For a good Quinean, the most natural revision is 'No statement is immune to revision, including this one.'

That is, a Quinean will reflexively admit that even such Quinean principles are revisable. E.g., we might find self-contained axiomatic systems that are not meant to apply to the world, are not meant to have any contact with evidence, and spin off in their own unrevisable conceptual kingdom.

"Indeed, he equivocates on 'nothing' inasmuch as he believes that contemporary physics has refuted the old metaphysical (not theological!)axiom, 'Out of nothing, nothing comes.' For he maintains that something (the universe) has indeed come out of nothing (those bubbling, boiling virtual particles). The equivocation is obvious."

Once they are able to piggy back onto Neoplatonic metaphysics, the analogue between what they are stating cosmologically and what Plotinus says about the One is profound. As Eriugena, says when 'God' creates from No-thing he creates from Himself. Creation is the unfolding of No-thing into differentiation both spontaneously an rationally. In a certain sense, all creation is differentiated Nothing from a topologically mathematical perspective. Nothing or the One in the Neoplatonic sense of Absolute Undifferentiation asboth intellectually and physically, seems "to be" the point they are missing, but easily amicable to their cosmology. And in that sense, No-thing ('beyond being' since 'being' is something always there for though) transcends both a-theism and theism, and the Toplogical Metaphor of the One is capable of both of those glosses.

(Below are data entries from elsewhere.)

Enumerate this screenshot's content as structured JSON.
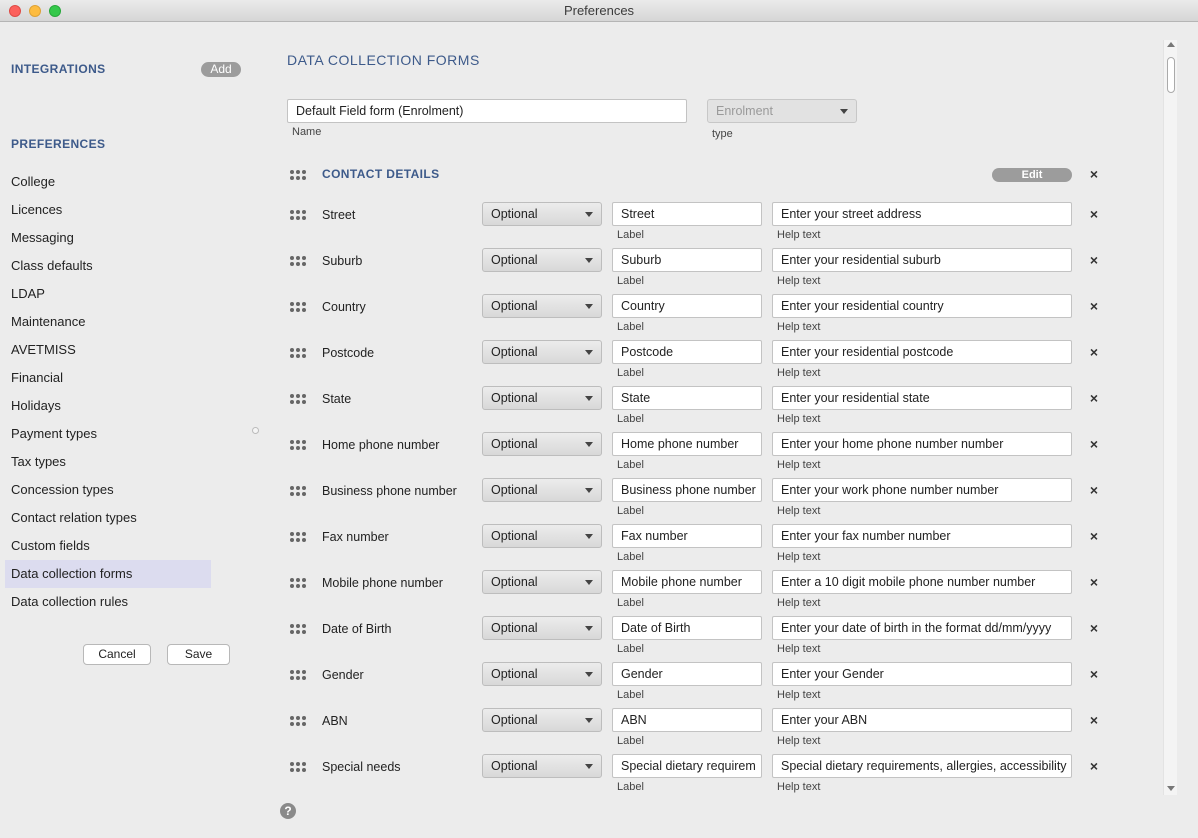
{
  "window": {
    "title": "Preferences"
  },
  "sidebar": {
    "integrations_heading": "INTEGRATIONS",
    "add_label": "Add",
    "preferences_heading": "PREFERENCES",
    "items": [
      {
        "label": "College"
      },
      {
        "label": "Licences"
      },
      {
        "label": "Messaging"
      },
      {
        "label": "Class defaults"
      },
      {
        "label": "LDAP"
      },
      {
        "label": "Maintenance"
      },
      {
        "label": "AVETMISS"
      },
      {
        "label": "Financial"
      },
      {
        "label": "Holidays"
      },
      {
        "label": "Payment types"
      },
      {
        "label": "Tax types"
      },
      {
        "label": "Concession types"
      },
      {
        "label": "Contact relation types"
      },
      {
        "label": "Custom fields"
      },
      {
        "label": "Data collection forms",
        "active": true
      },
      {
        "label": "Data collection rules"
      }
    ],
    "cancel_label": "Cancel",
    "save_label": "Save"
  },
  "main": {
    "title": "DATA COLLECTION FORMS",
    "form_name": {
      "value": "Default Field form (Enrolment)",
      "caption": "Name"
    },
    "form_type": {
      "value": "Enrolment",
      "caption": "type"
    },
    "section": {
      "title": "CONTACT DETAILS",
      "edit_label": "Edit"
    },
    "label_caption": "Label",
    "help_caption": "Help text",
    "fields": [
      {
        "name": "Street",
        "requirement": "Optional",
        "label": "Street",
        "help": "Enter your street address"
      },
      {
        "name": "Suburb",
        "requirement": "Optional",
        "label": "Suburb",
        "help": "Enter your residential suburb"
      },
      {
        "name": "Country",
        "requirement": "Optional",
        "label": "Country",
        "help": "Enter your residential country"
      },
      {
        "name": "Postcode",
        "requirement": "Optional",
        "label": "Postcode",
        "help": "Enter your residential postcode"
      },
      {
        "name": "State",
        "requirement": "Optional",
        "label": "State",
        "help": "Enter your residential state"
      },
      {
        "name": "Home phone number",
        "requirement": "Optional",
        "label": "Home phone number",
        "help": "Enter your home phone number number"
      },
      {
        "name": "Business phone number",
        "requirement": "Optional",
        "label": "Business phone number",
        "help": "Enter your work phone number number"
      },
      {
        "name": "Fax number",
        "requirement": "Optional",
        "label": "Fax number",
        "help": "Enter your fax number number"
      },
      {
        "name": "Mobile phone number",
        "requirement": "Optional",
        "label": "Mobile phone number",
        "help": "Enter a 10 digit mobile phone number number"
      },
      {
        "name": "Date of Birth",
        "requirement": "Optional",
        "label": "Date of Birth",
        "help": "Enter your date of birth in the format dd/mm/yyyy"
      },
      {
        "name": "Gender",
        "requirement": "Optional",
        "label": "Gender",
        "help": "Enter your Gender"
      },
      {
        "name": "ABN",
        "requirement": "Optional",
        "label": "ABN",
        "help": "Enter your ABN"
      },
      {
        "name": "Special needs",
        "requirement": "Optional",
        "label": "Special dietary requirem",
        "help": "Special dietary requirements, allergies, accessibility"
      }
    ]
  }
}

I seem to be seeing a lot more of these "science disproves logic" type arguments from the naturalistic "disciples of Reason" lately. I guess it was inevitable that they'd get to this point eventually as they followed the implications of their position, which are exactly what the Arguments Against Naturalism From Reason say they are. The utter sophistry that emanates from them as a result makes it extremely wearying to rebut them, but I guess we should be grateful that the illogical nature of their position is out there for all to see.

Hi Deuce,

One of my self-appointed tasks it to combat this scientistic rubbish. You can help me by sending me links to examples of it.